News on corporate earnings has been getting slowly worse over the past few months, but he says the market may now have seen the bottom of earnings forecast downgrades. From the middle of next year, he predicts, there will be a visible recovery.
“Because the news has been so dire, the market has got used to companies commenting on profits mid-quarter,” says Della Porta. The aim has been to soften the blow when the quarterly results are announced.
But there are now signs that US companies are giving up this practice, with John Chambers, CEO of Cisco Systems saying there is no need for these additional ‘reports’. Market participants have taken this as meaning the downtrend in earnings forecasts is at an end.

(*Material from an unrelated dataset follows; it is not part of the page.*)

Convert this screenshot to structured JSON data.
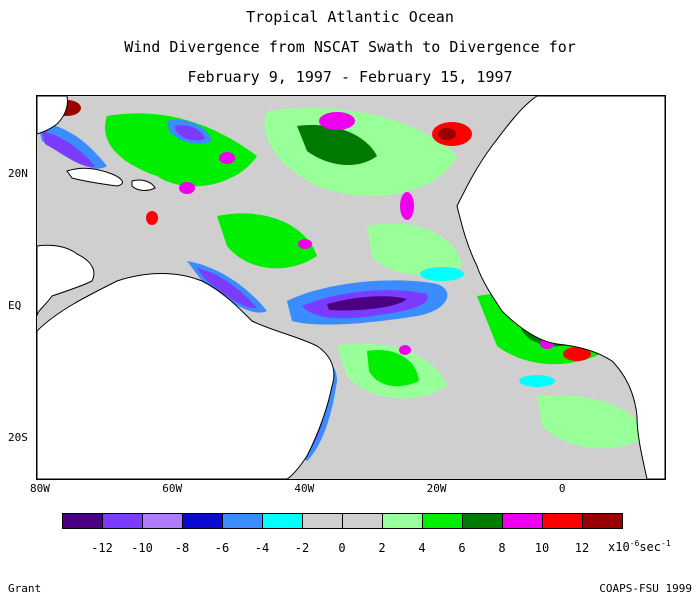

Now that the market is showing signs of picking up, strategists predict mutual funds will aim to boost their returns as quickly as possible by targeting volatile stocks that are likely to show rapid growth rather than defensive shares. Sectors likely to benefit from this tactic are software and semi-conductor companies.
Bond market analyst Ifty Islam at Deutsche Bank doubts that the fall in bond prices is really justified. “It is just the flipside of what’s happening in equities and a result of the perceived asset allocation shift to equities,” he says. “We think the market may have got ahead of itself.”
“The sell-off in fixed income is overdone… We’d be looking to buy from here,” he says.
Deutsche Bank’s analysts forecast the Fed will cut interest rates by a further 25 basis points. After that, they are expected to keep money rates on hold for the next six to eight months.
Islam says any pick-up in economic growth in the US will be associated with low inflation. The wave of price discounting seen by retailers is almost unprecedented, he says, and this may lead to a situation similar to the one in Japan, with consumers expecting prices to be discounted.